Мы уснули, и сны струились мимо нас то ли цветными нитями тумана, то ли смутными световыми пятнами во мгле. Я знаю, что Димка был рядом, и что он видел эту же дорогу. Мы держались за руки и ничего не говорили. В одной руке я сжимал бутылочку с тёмно-рубиновой жидкостью.
-Положи её в рюкзак! - сказал Димка один раз - в самом конце этого пути, заметив, что рука у меня занята. Я хотел удивиться, но понял, что за плечами у меня и вправду маленький рюкзачок - удобный, с симпатичной мордашкой какого-то сказочного малыша.
-Интересно, кто это?
-Он похож на Пуговку из книжки про Страну Оз, - задумчиво сказал Димка. - Он тоже путешественник, так что всё правильно. Только странно...
-Что?
-На рюкзаках обычно известные герои. А про Пуговку мало кто знает...
Рюкзачок оказался не пустым. Там была книга. Не знаю, почему, но я удивился. Подумал, что, с одной стороны, это как раз очень правильно - именно книга там должна была быть! А с другой... Почему книга?
Я открыл её на середине и с недоумением уставился на чистые страницы.
-Ну, здрасьте! - сказал Димка голосом занудливой старушки. - Кто же знакомится с книгой с середины?
Он смеялся. Он прав - в одиннадцать лет лучше знаешь, как знакомиться с Книгой. Как ни странно...
"...Я помню лето. Лето наполняло меня всегда. Может быть, так случилось, что меня и не существовало никогда на самом деле, меня придумали люди, когда смотрели на горячую от солнца траву, когда ветер с залитых солнцем холмов трепал их волосы, когда вдыхали запах оранжевых сумерек, оглядываясь на догорающий закат...

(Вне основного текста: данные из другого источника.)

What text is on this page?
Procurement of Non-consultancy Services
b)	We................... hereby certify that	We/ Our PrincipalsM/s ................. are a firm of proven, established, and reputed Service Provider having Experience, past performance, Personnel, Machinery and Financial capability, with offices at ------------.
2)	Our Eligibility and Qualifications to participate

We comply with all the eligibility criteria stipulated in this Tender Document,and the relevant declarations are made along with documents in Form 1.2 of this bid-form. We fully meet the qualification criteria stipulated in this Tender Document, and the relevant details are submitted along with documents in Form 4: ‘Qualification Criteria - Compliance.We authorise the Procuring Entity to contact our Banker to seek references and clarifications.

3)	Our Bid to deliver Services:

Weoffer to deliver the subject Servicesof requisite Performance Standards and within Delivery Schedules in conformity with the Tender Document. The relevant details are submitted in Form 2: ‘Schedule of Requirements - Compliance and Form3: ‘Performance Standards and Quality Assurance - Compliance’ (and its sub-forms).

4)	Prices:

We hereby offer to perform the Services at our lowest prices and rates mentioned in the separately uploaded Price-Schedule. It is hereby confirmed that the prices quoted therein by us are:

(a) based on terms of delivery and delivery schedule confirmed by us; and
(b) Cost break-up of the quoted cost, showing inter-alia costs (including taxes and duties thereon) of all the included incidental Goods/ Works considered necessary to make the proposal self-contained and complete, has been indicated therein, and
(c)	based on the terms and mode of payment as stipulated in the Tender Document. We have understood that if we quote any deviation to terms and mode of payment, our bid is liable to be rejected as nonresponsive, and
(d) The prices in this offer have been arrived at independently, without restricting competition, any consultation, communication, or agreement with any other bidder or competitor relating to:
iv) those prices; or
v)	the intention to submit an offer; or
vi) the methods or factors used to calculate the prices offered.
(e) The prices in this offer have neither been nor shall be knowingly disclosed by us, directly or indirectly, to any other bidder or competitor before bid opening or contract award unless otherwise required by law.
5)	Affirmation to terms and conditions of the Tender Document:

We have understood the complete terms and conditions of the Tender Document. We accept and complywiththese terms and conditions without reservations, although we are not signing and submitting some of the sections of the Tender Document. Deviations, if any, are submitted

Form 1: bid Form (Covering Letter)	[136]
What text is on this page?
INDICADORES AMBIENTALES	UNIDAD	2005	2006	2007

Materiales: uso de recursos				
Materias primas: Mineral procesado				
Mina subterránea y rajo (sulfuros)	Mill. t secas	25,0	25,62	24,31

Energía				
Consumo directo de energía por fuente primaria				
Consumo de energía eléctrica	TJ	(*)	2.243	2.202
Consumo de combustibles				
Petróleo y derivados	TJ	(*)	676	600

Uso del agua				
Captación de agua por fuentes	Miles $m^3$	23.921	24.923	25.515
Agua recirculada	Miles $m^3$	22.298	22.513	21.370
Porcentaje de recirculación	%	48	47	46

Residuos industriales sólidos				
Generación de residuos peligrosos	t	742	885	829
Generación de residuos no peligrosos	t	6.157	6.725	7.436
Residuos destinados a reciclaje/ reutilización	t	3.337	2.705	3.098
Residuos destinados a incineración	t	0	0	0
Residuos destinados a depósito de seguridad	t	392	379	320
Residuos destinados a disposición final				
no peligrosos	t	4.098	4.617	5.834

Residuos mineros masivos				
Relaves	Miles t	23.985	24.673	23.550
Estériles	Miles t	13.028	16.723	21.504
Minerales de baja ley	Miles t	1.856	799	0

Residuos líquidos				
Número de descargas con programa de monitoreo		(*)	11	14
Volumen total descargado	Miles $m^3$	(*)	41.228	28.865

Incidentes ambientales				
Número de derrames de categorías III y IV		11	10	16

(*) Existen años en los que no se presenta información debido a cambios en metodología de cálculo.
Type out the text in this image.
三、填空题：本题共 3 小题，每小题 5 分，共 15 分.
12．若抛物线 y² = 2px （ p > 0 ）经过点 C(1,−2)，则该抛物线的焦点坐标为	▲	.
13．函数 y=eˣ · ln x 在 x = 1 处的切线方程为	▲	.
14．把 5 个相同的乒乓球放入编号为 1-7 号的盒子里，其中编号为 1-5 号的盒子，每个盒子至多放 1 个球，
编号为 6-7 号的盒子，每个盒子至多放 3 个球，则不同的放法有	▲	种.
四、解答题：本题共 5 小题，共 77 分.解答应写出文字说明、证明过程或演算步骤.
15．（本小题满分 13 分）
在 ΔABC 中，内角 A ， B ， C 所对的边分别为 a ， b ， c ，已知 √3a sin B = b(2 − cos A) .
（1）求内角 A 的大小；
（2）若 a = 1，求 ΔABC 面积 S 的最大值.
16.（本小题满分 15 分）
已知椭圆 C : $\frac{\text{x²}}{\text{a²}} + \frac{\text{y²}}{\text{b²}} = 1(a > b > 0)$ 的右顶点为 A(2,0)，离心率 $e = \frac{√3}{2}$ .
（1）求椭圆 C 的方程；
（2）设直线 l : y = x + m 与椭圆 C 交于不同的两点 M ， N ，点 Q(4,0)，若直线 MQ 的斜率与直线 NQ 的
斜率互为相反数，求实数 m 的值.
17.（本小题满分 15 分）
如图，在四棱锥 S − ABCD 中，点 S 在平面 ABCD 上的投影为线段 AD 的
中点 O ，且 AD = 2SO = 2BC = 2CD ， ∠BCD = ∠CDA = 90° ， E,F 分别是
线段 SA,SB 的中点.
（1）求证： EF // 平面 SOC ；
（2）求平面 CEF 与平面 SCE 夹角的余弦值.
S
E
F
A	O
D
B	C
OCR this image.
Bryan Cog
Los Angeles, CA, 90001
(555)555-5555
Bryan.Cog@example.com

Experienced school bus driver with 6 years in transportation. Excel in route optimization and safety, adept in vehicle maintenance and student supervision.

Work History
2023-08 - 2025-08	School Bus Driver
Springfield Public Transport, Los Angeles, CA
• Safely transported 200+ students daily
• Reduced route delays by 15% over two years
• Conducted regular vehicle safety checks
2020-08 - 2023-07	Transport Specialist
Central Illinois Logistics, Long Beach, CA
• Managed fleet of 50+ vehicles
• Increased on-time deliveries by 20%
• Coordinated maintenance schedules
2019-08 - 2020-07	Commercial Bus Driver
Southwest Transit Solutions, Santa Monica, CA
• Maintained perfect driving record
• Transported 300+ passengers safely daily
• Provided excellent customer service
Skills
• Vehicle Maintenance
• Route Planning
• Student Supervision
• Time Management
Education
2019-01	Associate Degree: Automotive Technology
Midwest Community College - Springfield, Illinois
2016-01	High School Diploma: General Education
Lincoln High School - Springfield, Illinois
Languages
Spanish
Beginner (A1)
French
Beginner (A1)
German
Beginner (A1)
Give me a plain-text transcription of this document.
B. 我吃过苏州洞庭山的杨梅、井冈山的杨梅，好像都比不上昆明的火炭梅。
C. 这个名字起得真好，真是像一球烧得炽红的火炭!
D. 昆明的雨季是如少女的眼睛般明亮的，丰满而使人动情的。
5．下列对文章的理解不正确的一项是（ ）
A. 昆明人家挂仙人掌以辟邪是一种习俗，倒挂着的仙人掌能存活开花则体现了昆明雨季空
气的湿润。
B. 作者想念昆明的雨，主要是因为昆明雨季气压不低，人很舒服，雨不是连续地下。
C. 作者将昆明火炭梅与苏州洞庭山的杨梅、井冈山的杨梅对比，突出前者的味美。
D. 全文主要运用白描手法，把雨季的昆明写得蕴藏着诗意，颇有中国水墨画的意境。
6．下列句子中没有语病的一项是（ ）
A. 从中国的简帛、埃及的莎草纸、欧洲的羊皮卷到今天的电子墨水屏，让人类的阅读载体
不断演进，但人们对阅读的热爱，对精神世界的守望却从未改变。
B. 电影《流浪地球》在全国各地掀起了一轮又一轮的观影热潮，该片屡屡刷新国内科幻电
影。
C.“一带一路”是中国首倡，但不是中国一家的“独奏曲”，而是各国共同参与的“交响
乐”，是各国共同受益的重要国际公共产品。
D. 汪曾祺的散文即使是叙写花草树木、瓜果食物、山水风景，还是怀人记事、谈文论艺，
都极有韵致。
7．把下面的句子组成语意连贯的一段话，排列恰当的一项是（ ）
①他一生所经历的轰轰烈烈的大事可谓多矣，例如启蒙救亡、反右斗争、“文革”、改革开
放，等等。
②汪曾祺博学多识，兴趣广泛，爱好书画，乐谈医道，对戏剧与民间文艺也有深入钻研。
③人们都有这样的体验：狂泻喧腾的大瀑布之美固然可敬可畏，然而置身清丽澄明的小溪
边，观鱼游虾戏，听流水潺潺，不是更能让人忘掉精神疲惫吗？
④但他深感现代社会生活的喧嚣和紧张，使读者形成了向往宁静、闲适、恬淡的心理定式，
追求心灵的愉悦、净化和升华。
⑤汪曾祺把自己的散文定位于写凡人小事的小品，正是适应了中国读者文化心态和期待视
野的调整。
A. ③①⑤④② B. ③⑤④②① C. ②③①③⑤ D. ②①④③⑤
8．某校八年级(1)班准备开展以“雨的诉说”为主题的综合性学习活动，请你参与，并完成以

Я - остаток их летних невысказанных слов. Та часть их существа, которую они оставили, чтобы жила всегда, их бессмертие, их вневременное существование. Тоска и радость.
...Может быть, оттого, что я не был настоящим, взаправдашним, я иначе воспринимал время, не так, как люди, для которых время вытраивалось линейно, Прошлое было прошлым, и любой вменяемый человек должен был отчётливо это понимать, чтобы не свихнуться самому или не оказаться в изгоях.
Я обращался со случившимся иначе. Какая-то крупица прошлого была для меня настоящим сейчас, а в следующий момент настоящим становилось другая часть памяти. Временем для меня становилась связь между крупицами памяти, которая могла быть сколь угодно прихотливой, и значение тут имела яркость, сила переживаний. Если мне что-то казалось важным - я мог остановиться, замереть во времени, погружаясь, как в омут, в переживаемое, трогая, взвешивая, пробуя на вкус, переставляя с места на место - в стремлении достичь наилучшего состояния, абсолютной гармонии, порой осознанно, но чаще всего нет; и поэтому невозможно разобраться, насколько точно соответствует моя память - реальному Прошлому.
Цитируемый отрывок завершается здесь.